O Sangue dos Elfos é bom livro de entrada para quem assistiu a série da Netflix e está órfão de aventuras do Bruxo e não sabe por onde começar a ler. A coletânea de contos O Último Desejo, já com resenha no canal, mostra alguns episódios marcantes que aparecem na saga, como o encontro de Geralt e Yennefer e o caso da princesa amaldiçoada tornada uma striga. Já O Sangue dos Elfos lida com o que acontece logo após a primeira temporada da série da Netflix, com a relação de geralt e ciri, assim como mais sobre a profecia que os une.

Para quem não faz ideia o que é esse Witcher que o povo tanto fala, o resumão é que ele é uma espécie de dedetizador de um mundo fantástico medieval, só que as pragas que ele é contratado para enfrentar não são baratas ou cupins, mas lobisomens, vampiros, dragões, espectros e diversas criaturas baseadas no folclore eslavo. E grande parte do sucesso da série se dá no fato de que, para um livro de fantasia, ele lida com diversos assuntos reais, como genocídio, conflitos raciais e abuso de poder.

Alguns dos pontos altos do livro são mostrar o treinamento de Ciri, sua perspectiva como uma Witcher fora da curva por ser mulher eu uma profissão unicamente masculina. Outro ponto que diferencia o livro de outras obras de fantasia é a natureza mais analítica da profissão. Uma parte considerável de seu poder é o conhecimento extenso do tipo de criaturas com que lidas, seus pontos fracos, que poções são adequadas, como levantar maldições. Eles analisam cenas de “crimes” com descrições dignas de romances policiais, para só depois sacarem suas espadas de prata e irem à luta.

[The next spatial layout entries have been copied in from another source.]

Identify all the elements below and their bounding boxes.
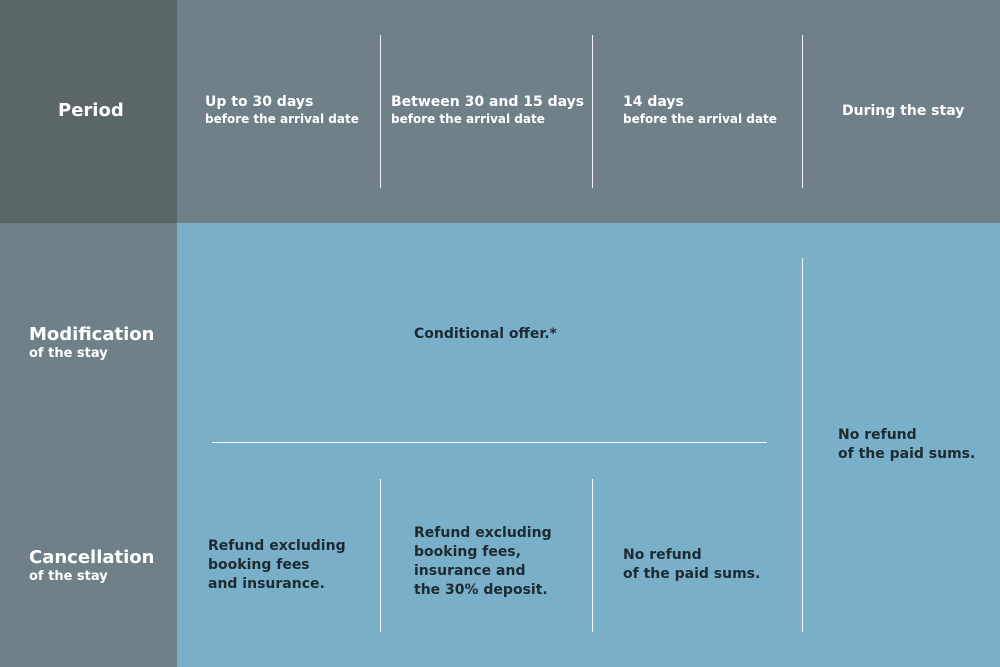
row-subtitle: of the stay — [29, 346, 108, 361]
column-title: Between 30 and 15 days — [391, 94, 585, 110]
header-divider-1 — [380, 35, 381, 188]
column-subtitle: before the arrival date — [623, 112, 777, 126]
column-header-during-stay — [842, 103, 964, 120]
column-title: During the stay — [842, 103, 965, 119]
header-divider-3 — [802, 35, 803, 188]
cancel-divider-1 — [380, 479, 381, 632]
cancel-divider-2 — [592, 479, 593, 632]
during-stay-cell: No refund of the paid sums. — [838, 427, 976, 462]
column-header-14-days — [623, 94, 777, 127]
row-header-column — [0, 223, 177, 667]
column-title: Up to 30 days — [205, 94, 314, 110]
cancel-up-to-30-cell: Refund excluding booking fees and insurance. — [208, 538, 346, 592]
column-subtitle: before the arrival date — [391, 112, 545, 126]
column-title: 14 days — [623, 94, 684, 110]
column-header-30-to-15 — [391, 94, 584, 127]
during-stay-divider — [802, 258, 803, 632]
row-title: Cancellation — [29, 547, 155, 568]
column-header-up-to-30 — [205, 94, 359, 127]
cancel-30-to-15-cell: Refund excluding booking fees, insurance and the 30% deposit. — [414, 525, 552, 598]
row-title: Modification — [29, 324, 155, 345]
row-header-cancellation — [29, 547, 155, 585]
modification-offer-cell: Conditional offer.* — [414, 326, 557, 342]
period-label: Period — [58, 100, 124, 121]
cancel-14-days-cell: No refund of the paid sums. — [623, 547, 761, 582]
column-subtitle: before the arrival date — [205, 112, 359, 126]
header-divider-2 — [592, 35, 593, 188]
row-header-modification — [29, 324, 154, 362]
row-divider — [212, 442, 767, 443]
row-subtitle: of the stay — [29, 569, 108, 584]
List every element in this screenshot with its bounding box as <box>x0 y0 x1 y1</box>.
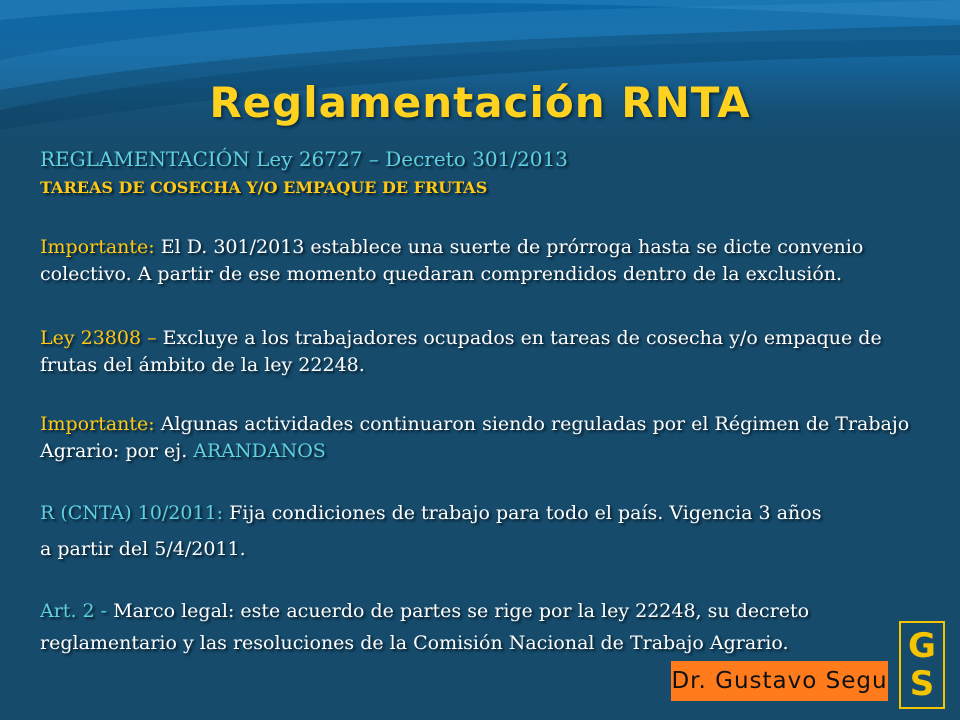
logo-letter-bottom: S <box>909 664 935 704</box>
gs-logo <box>899 621 945 709</box>
paragraph-lead: Importante: <box>40 413 155 435</box>
paragraph-text: Algunas actividades continuaron siendo reguladas por el Régimen de Trabajo Agrario: por ej. <box>40 413 910 462</box>
page-title: Reglamentación RNTA <box>209 78 751 127</box>
paragraph-text: El D. 301/2013 establece una suerte de prórroga hasta se dicte convenio colectivo. A partir de ese momento quedaran comprendidos dentro de la exclusión. <box>40 236 864 285</box>
paragraph-importante-2 <box>40 411 920 465</box>
paragraph-text: Marco legal: este acuerdo de partes se rige por la ley 22248, su decreto reglamentario y las resoluciones de la Comisión Nacional de Trabajo Agrario. <box>40 600 810 654</box>
paragraph-text: Fija condiciones de trabajo para todo el país. Vigencia 3 años <box>223 502 822 524</box>
paragraph-ley-23808 <box>40 325 920 379</box>
paragraph-lead: Importante: <box>40 236 155 258</box>
logo-letter-top: G <box>908 626 936 666</box>
paragraph-importante-1 <box>40 234 920 288</box>
paragraph-lead: R (CNTA) 10/2011: <box>40 502 224 524</box>
paragraph-lead: Art. 2 - <box>40 600 108 622</box>
heading: REGLAMENTACIÓN Ley 26727 – Decreto 301/2013 <box>40 147 568 171</box>
paragraph-cnta-line2: a partir del 5/4/2011. <box>40 538 246 560</box>
header-swoosh-decoration <box>0 0 960 150</box>
author-signature-badge: Dr. Gustavo Segu <box>671 661 888 701</box>
paragraph-text: Excluye a los trabajadores ocupados en tareas de cosecha y/o empaque de frutas del ámbito de la ley 22248. <box>40 327 882 376</box>
paragraph-lead: Ley 23808 – <box>40 327 157 349</box>
paragraph-highlight: ARANDANOS <box>193 440 326 462</box>
subheading: TAREAS DE COSECHA Y/O EMPAQUE DE FRUTAS <box>40 178 488 197</box>
paragraph-art-2 <box>40 595 920 659</box>
paragraph-cnta <box>40 500 920 527</box>
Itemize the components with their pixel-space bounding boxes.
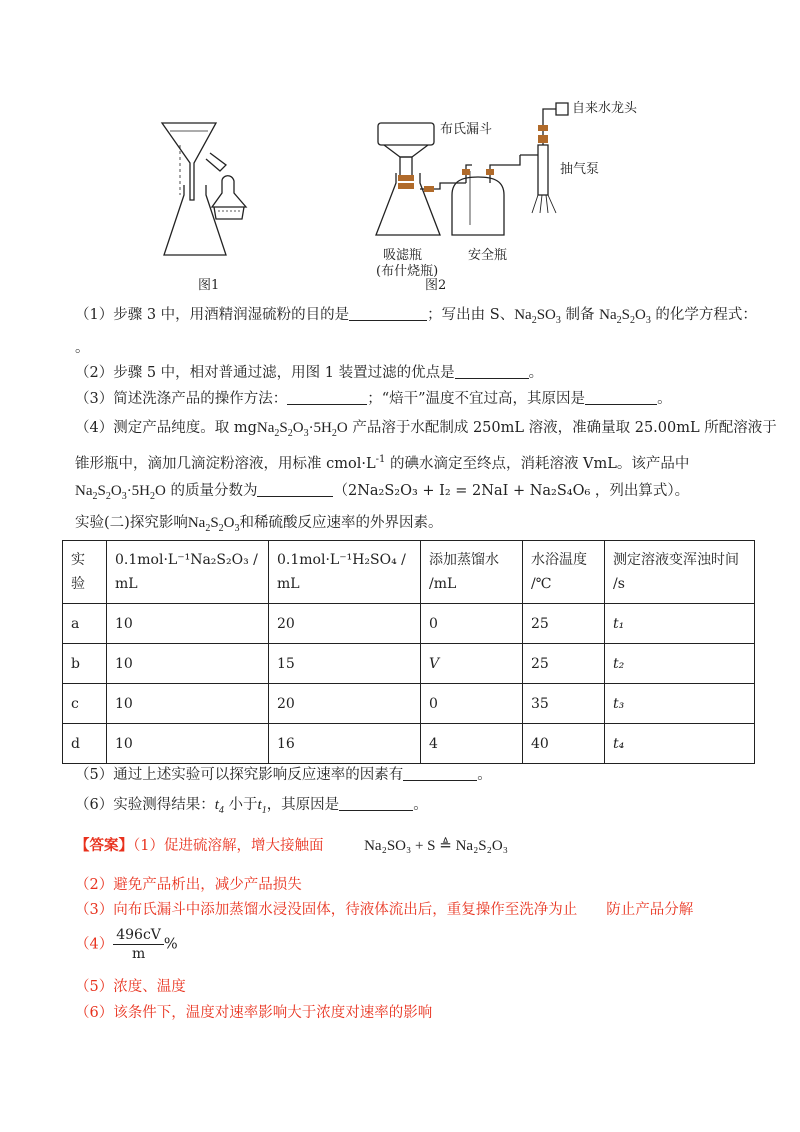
table-cell: 40 [523, 724, 605, 764]
table-cell: c [63, 684, 107, 724]
fig2-label-flask: 吸滤瓶 [383, 248, 423, 263]
table-row [63, 604, 755, 644]
fig2-label-flask-alt: (布什烧瓶) [376, 264, 439, 279]
table-cell: 0 [421, 684, 523, 724]
table-cell: t₄ [605, 724, 755, 764]
answer-6: （6）该条件下，温度对速率影响大于浓度对速率的影响 [75, 1005, 433, 1021]
answer-5: （5）浓度、温度 [75, 979, 186, 995]
answer-3: （3）向布氏漏斗中添加蒸馏水浸没固体，待液体流出后，重复操作至洗净为止 防止产品分解 [75, 902, 694, 918]
table-header-cell: 实验 [63, 541, 107, 604]
figure-1-caption: 图1 [198, 278, 220, 293]
table-cell: V [421, 644, 523, 684]
table-cell: 10 [107, 644, 269, 684]
question-5: （5）通过上述实验可以探究影响反应速率的因素有 。 [75, 767, 492, 783]
fig2-label-funnel: 布氏漏斗 [440, 122, 493, 137]
table-cell: a [63, 604, 107, 644]
table-row [63, 644, 755, 684]
table-cell: 10 [107, 684, 269, 724]
table-cell: t₂ [605, 644, 755, 684]
question-4-line-2: 锥形瓶中，滴加几滴淀粉溶液，用标准 $cmol\cdot L^{-1}$ 的碘水滴定至终点，消耗溶液 VmL。该产品中 [75, 454, 690, 472]
table-cell: d [63, 724, 107, 764]
table-cell: 20 [269, 604, 421, 644]
table-header-cell: 添加蒸馏水 /mL [421, 541, 523, 604]
figure-1-apparatus [150, 115, 260, 265]
table-header-cell: 水浴温度 /℃ [523, 541, 605, 604]
figure-2-caption: 图2 [425, 278, 447, 293]
question-4-line-3: $Na_2S_2O_3\cdot 5H_2O$ 的质量分数为 （2Na₂S₂O₃ + I₂ = 2NaI + Na₂S₄O₆ ，列出算式）。 [75, 483, 690, 502]
fig2-label-safety: 安全瓶 [468, 248, 508, 263]
question-2: （2）步骤 5 中，相对普通过滤，用图 1 装置过滤的优点是 。 [75, 365, 544, 381]
table-header-cell: 0.1mol·L⁻¹Na₂S₂O₃ / mL [107, 541, 269, 604]
table-cell: t₃ [605, 684, 755, 724]
question-3: （3）简述洗涤产品的操作方法： ；“焙干”温度不宜过高，其原因是 。 [75, 391, 672, 407]
question-4-line-1: （4）测定产品纯度。取 $mgNa_2S_2O_3\cdot 5H_2O$ 产品溶于水配制成 250mL 溶液，准确量取 25.00mL 所配溶液于 [75, 420, 777, 439]
table-cell: b [63, 644, 107, 684]
answer-2: （2）避免产品析出，减少产品损失 [75, 877, 302, 893]
table-cell: 10 [107, 724, 269, 764]
answer-4-fraction: $\frac{496cV}{m}$ [113, 926, 164, 963]
table-cell: 15 [269, 644, 421, 684]
table-cell: 25 [523, 644, 605, 684]
table-cell: 4 [421, 724, 523, 764]
question-1: （1）步骤 3 中，用酒精润湿硫粉的目的是 ；写出由 S、$Na_2SO_3$ 制备 $Na_2S_2O_3$ 的化学方程式： [75, 307, 757, 326]
answer-1: 【答案】（1）促进硫溶解，增大接触面 Na₂SO₃ + S ≜ Na₂S₂O₃ [75, 837, 508, 854]
table-cell: 35 [523, 684, 605, 724]
experiment-table [62, 540, 755, 764]
question-1-end: 。 [75, 340, 90, 356]
table-cell: 20 [269, 684, 421, 724]
answer-tag: 【答案】 [75, 837, 133, 854]
table-cell: 16 [269, 724, 421, 764]
table-cell: 25 [523, 604, 605, 644]
experiment-2-heading: 实验(二)探究影响$Na_2S_2O_3$和稀硫酸反应速率的外界因素。 [75, 515, 443, 534]
table-cell: t₁ [605, 604, 755, 644]
table-cell: 0 [421, 604, 523, 644]
table-row [63, 684, 755, 724]
fig2-label-pump: 抽气泵 [560, 162, 600, 177]
answer-4: （4） $\frac{496cV}{m}$ % [75, 927, 178, 962]
table-header-cell: 0.1mol·L⁻¹H₂SO₄ / mL [269, 541, 421, 604]
table-row [63, 724, 755, 764]
table-header-cell: 测定溶液变浑浊时间 /s [605, 541, 755, 604]
fig2-label-faucet: 自来水龙头 [572, 101, 638, 116]
question-6: （6）实验测得结果：$t_4$ 小于$t_1$，其原因是 。 [75, 797, 428, 816]
table-cell: 10 [107, 604, 269, 644]
table-header-row [63, 541, 755, 604]
answer-1-equation: Na₂SO₃ + S ≜ Na₂S₂O₃ [364, 838, 508, 854]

O Sangue dos Elfos é um livro curioso, por lidar bem mais na sedimentação da relação entre os personagens, relações de pai e mãe entre Geralt e Yennefer para com Cir, do que enfrentar um grande mal. Assim como O Último Desejo, parece que o objetivo do autor não é dar um começo meio e fim para a história, mas como se o leitor pudesse olhar por uma janela de tempo daquelas vidas. Portanto, uma grande porcentagem do livro consiste em diálogos.